Dawson has regularly played as a primary batter in the PSL and Garton’s all-round ability as a left-hand batter who can play cameos down the order is an added bonus.
It wasn’t just bowling ability they were losing by making those changes against Welsh Fire; either batter could’ve potentially helped them over the line when needing 29 from 15 balls.
Southern Brave are making vital errors when trying to trim their talented squad into a successful XI. It will be interesting to see how quickly they recognise those errors and correct them, it might just be a little too late.
Chris Jordan in action
Originals making the most of home knowledge
Just minutes after Manchester Originals registered a comfortable victory on Sunday night, chasing down an 88-run target in just 73 balls, Ben Stokes took to Twitter to voice his opinion on the spectacle.
“What a horrific wicket at Old Trafford,” he wrote. There’s no doubt the competition organisers weren’t too happy either, a low scoring affair on an Old Trafford pitch turning square probably wasn’t what they were looking for when they announced a new competition aimed at bringing in new fans to the sport, but there was one group of stakeholders who were no doubt pleased by what had unfolded before them: the Manchester Originals thinktank.

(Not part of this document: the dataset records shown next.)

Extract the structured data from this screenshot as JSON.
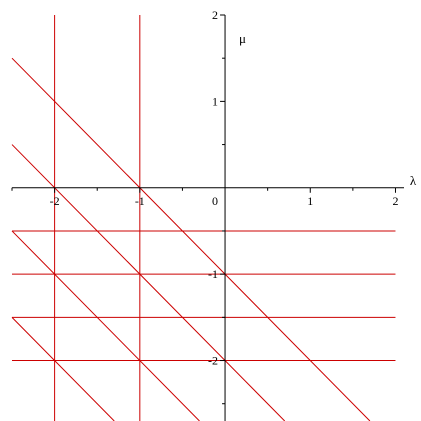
{
  "chart_data": {
    "type": "line",
    "title": "",
    "xlabel": "λ",
    "ylabel": "μ",
    "xlim": [
      -2.5,
      2.1
    ],
    "ylim": [
      -2.7,
      2.0
    ],
    "grid": false,
    "line_color": "#cc0000",
    "axis_color": "#000000",
    "x_ticks": [
      {
        "value": -2,
        "label": "-2"
      },
      {
        "value": -1,
        "label": "-1"
      },
      {
        "value": 1,
        "label": "1"
      },
      {
        "value": 2,
        "label": "2"
      }
    ],
    "origin_label": "0",
    "y_ticks": [
      {
        "value": 2,
        "label": "2"
      },
      {
        "value": 1,
        "label": "1"
      },
      {
        "value": -1,
        "label": "-1"
      },
      {
        "value": -2,
        "label": "-2"
      }
    ],
    "vertical_lines": [
      -2,
      -1
    ],
    "horizontal_lines": [
      -0.5,
      -1,
      -1.5,
      -2
    ],
    "diagonal_lines": [
      {
        "slope": -1,
        "intercept": -1
      },
      {
        "slope": -1,
        "intercept": -2
      },
      {
        "slope": -1,
        "intercept": -3
      },
      {
        "slope": -1,
        "intercept": -4
      }
    ]
  }
}
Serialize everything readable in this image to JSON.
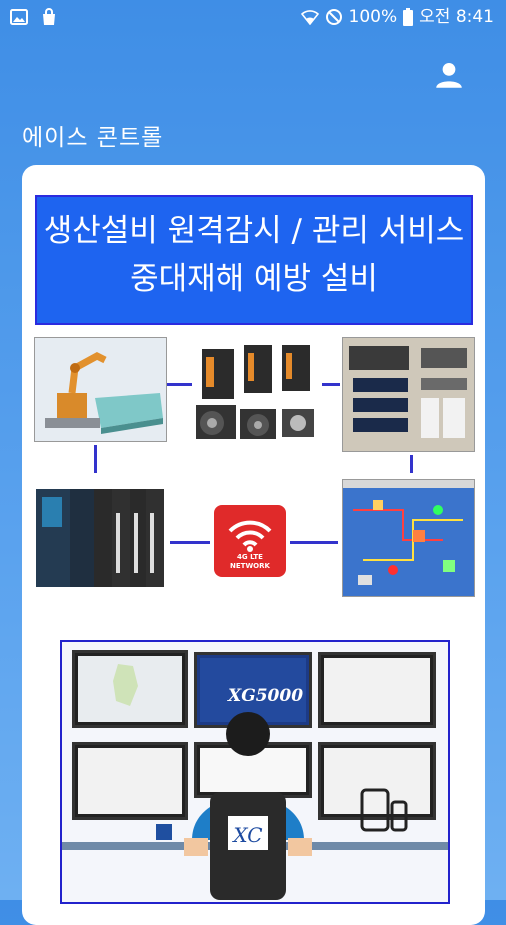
{
  "status_bar": {
    "battery": "100%",
    "time": "오전 8:41"
  },
  "app": {
    "title": "에이스 콘트롤"
  },
  "banner": {
    "line1": "생산설비 원격감시 / 관리 서비스",
    "line2": "중대재해 예방 설비"
  },
  "network_badge": {
    "line1": "4G LTE",
    "line2": "NETWORK"
  },
  "monitor_center": {
    "software_name": "XG5000",
    "logo_text": "XC"
  },
  "colors": {
    "header_bg": "#3f8ee6",
    "banner_bg": "#1e64f0",
    "connector": "#3333cc",
    "lte_badge": "#e02a2a"
  }
}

For the last few years this tactic is something Lancashire have, at times, deployed at Old Trafford in the T20 Blast. Pitches have perhaps not been quite as favourable to spin as it was on Sunday but add in the larger boundary dimensions, particularly square, and it’s been enough to give them a serious competitive advantage.
Such a successful strategy has no doubt had an impact on the planning around the Manchester squad, with Lancashire duo Matt Parkinson and Tom Harley leading the spin attack alongside wildcard pick Calvin Harrison. They combined to bowl 59 of the 84 balls Birmingham Phoenix managed to survive and returned figures of 6 for 49, Parkinson’s 4 for 9 the standout.
Despite such a dominant display the current Originals squad is pretty average in standard terms, relative to the rest of The Hundred field, as their loss to Oval Invincibles in their opening fixture showed.
They have flaws but their considerable home advantage, and a group of players who know how to exploit it, could make up for that.
Taking advantage of the things you can control, such as home conditions, and as a result winning all of your home games (while avoiding the rain - which of course Manchester ‘failed’ to do on Wednesday) should leave sides needing one, possibly two wins away from home to sneak into the top three.
This is something Chennai Super Kings and Guyana Amazon Warriors have been able to execute in the IPL and CPL in recent years. Once in the finals, the beauty of variance in limited overs cricket can be in your favour, Manchester Originals just may prove that theory correct throughout the rest of The Hundred campaign.